Some senators are eyeing a divided Congress as an opportunity to tackle reforms to Social Security, as the program faces significant solvency issues in little more than a decade.
Changes to Social Security are a perpetually heavy lift for Congress, but they’ve gained traction as some House Republicans float cuts to it as part of debt ceiling negotiations.
“A wise senator said that whenever you see reforms shore up those kinds of programs, it usually takes a divided Congress,” Sen. Dan Sullivan (R-Alaska) told The Hill this week.
“So, maybe that historically bodes well for something that would make sure that Americans have a secure retirement system,” he added.
Senate Republicans are generally leaving debt ceiling negotiations to the GOP-controlled House.
But separately, there has been growing chatter from both parties in the upper chamber about potential ways to help protect Social Security, which some estimates say is on track to becoming insolvent in about 12 years.
Reports surfaced last week that Sens. Bill Cassidy (R-La.) and Angus King (I-Maine) are working toward a bipartisan compromise to help protect the program, unrelated to debt ceiling negotiations. Semafor, which broke the news, reported the effort could lead to an investment fund specifically to help shore up Social Security.
The senators’ offices confirmed to The Hill last week that both Cassidy and King “have been working on a legislative solution,” but said the “plan is not finalized.”
Sen. Cynthia Lummis (R-Wyo.) told The Hill on Monday that she plans to meet with Cassidy later this week about a proposal, when asked about the prospects of a bipartisan compromise to protect the program.
“He’s got a proposal, and I don’t know how many senators he has vetted his proposal, but I’m anxious to learn about it,” she told The Hill, adding she thinks “he’s making the rounds.”
On the other side of the aisle, Sen. Joe Manchin (D-W.Va.), a key centrist, recently suggested raising the taxable wage cap for the program.
“If you want to have a quick fix, you have enough cash so people can continue to get the benefits that they’ve earned and worked for, the easiest ways to raise the cap,” he told The Hill, though he wouldn’t say whether the idea would be able to pass in the divided Congress.

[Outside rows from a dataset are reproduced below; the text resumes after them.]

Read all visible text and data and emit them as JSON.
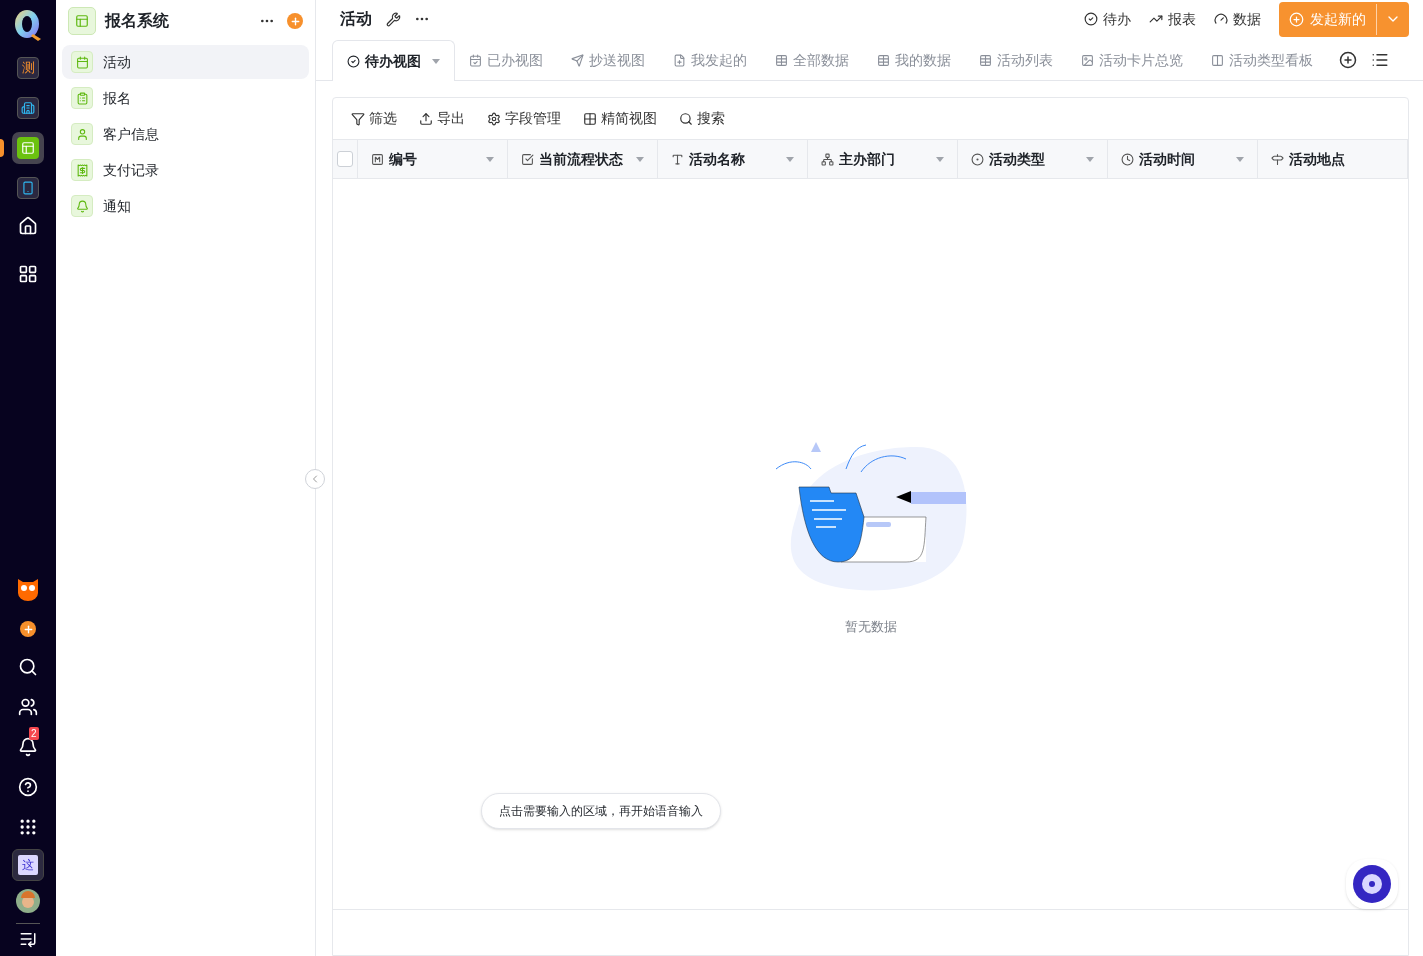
{
  "rail": {
    "apps": [
      {
        "kind": "text",
        "label": "测",
        "selected": false
      },
      {
        "kind": "building",
        "selected": false
      },
      {
        "kind": "layout",
        "selected": true
      },
      {
        "kind": "device",
        "selected": false
      }
    ],
    "notification_badge": "2",
    "workspace_tile": "这"
  },
  "sidebar": {
    "title": "报名系统",
    "items": [
      {
        "label": "活动",
        "selected": true
      },
      {
        "label": "报名",
        "selected": false
      },
      {
        "label": "客户信息",
        "selected": false
      },
      {
        "label": "支付记录",
        "selected": false
      },
      {
        "label": "通知",
        "selected": false
      }
    ]
  },
  "header": {
    "title": "活动",
    "actions": [
      "待办",
      "报表",
      "数据"
    ],
    "primary_button": "发起新的"
  },
  "tabs": [
    {
      "label": "待办视图",
      "selected": true
    },
    {
      "label": "已办视图",
      "selected": false
    },
    {
      "label": "抄送视图",
      "selected": false
    },
    {
      "label": "我发起的",
      "selected": false
    },
    {
      "label": "全部数据",
      "selected": false
    },
    {
      "label": "我的数据",
      "selected": false
    },
    {
      "label": "活动列表",
      "selected": false
    },
    {
      "label": "活动卡片总览",
      "selected": false
    },
    {
      "label": "活动类型看板",
      "selected": false
    }
  ],
  "toolbar": [
    "筛选",
    "导出",
    "字段管理",
    "精简视图",
    "搜索"
  ],
  "table": {
    "select_all_checked": false,
    "columns": [
      "编号",
      "当前流程状态",
      "活动名称",
      "主办部门",
      "活动类型",
      "活动时间",
      "活动地点"
    ],
    "empty_text": "暂无数据"
  },
  "voice_hint": "点击需要输入的区域，再开始语音输入"
}
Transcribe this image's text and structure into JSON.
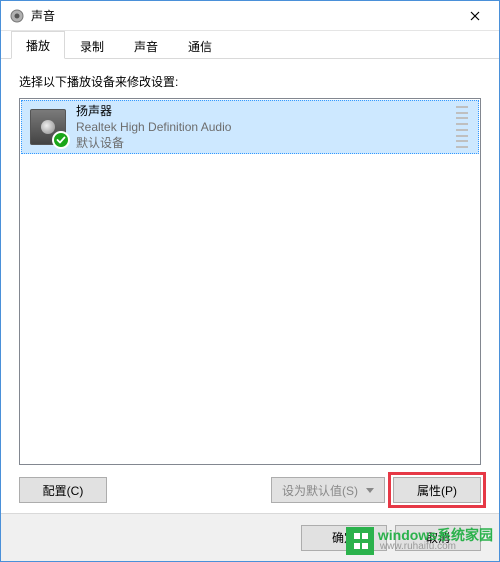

The proposals in the Senate come as House lawmakers and the White House spar over whether to include Social Security and other entitlement programs like Medicare in negotiations over raising the debt limit.
Treasury Secretary Janet Yellen notified congressional leaders last week that her office will begin to implement “extraordinary measures” to keep the U.S. government from defaulting on its debt, which recently surpassed the roughly $31.4 trillion threshold set by Congress more than a year ago.
Yellen said the steps should buy Congress until early June to hash out a bipartisan plan, setting off a high-stakes battle in Washington.
Raising the debt limit would allow the government to pay for programs it has already approved, not authorize any new spending. But House Republicans have pressed for any action on the debt ceiling to be paired with significant fiscal reform, but the party is still working out its strategy mapping out demands for the months ahead.
There are divisions over whether those reforms should include entitlement programs, which eat up large chunks of federal spending — federal data showed Social Security alone accounted for about 20 percent of government spending in fiscal 2022, while Medicare made up 12 percent.
Democrats, by contrast, have instead insisted on a clean bill to address the debt ceiling, while demanding Republicans provide specifics about the areas they want to cut.
“If Republicans are talking about draconian cuts, they have an obligation to show Americans what those cuts are and let the public react. … Does that mean cuts to Social Security or Medicare or child care or Pell Grants?” Senate Majority Leader Charles Schumer (D-N.Y.) said from the Senate floor on Monday.
But despite some support in the Senate for taking on entitlement funding reforms sooner rather than later, there is doubt among lawmakers and experts of the chances of Congress being able to move legislation to help protect either Social Security or Medicare in the current session.
Sen. Marco Rubio (R-Fla.) said “ideally” reforms for the programs would be on the table for debt limit talks, but added the debt ceiling “has proved to be very poor leverage for those kinds of fights, primarily because there’s very little interest in defaulting on debt.”
Senate Majority Whip Dick Durbin (D-Ill.) also cast doubt on the likelihood of Congress reaching a bipartisan compromise, sizing up some hopes from lawmakers as “whistling past the graveyard.”
“I was on the Simpson-Bowles commission,” he said. “We spent a year laboring to put together a bipartisan bill and the Republicans walked out at the end of it. So, I’m not very encouraged.”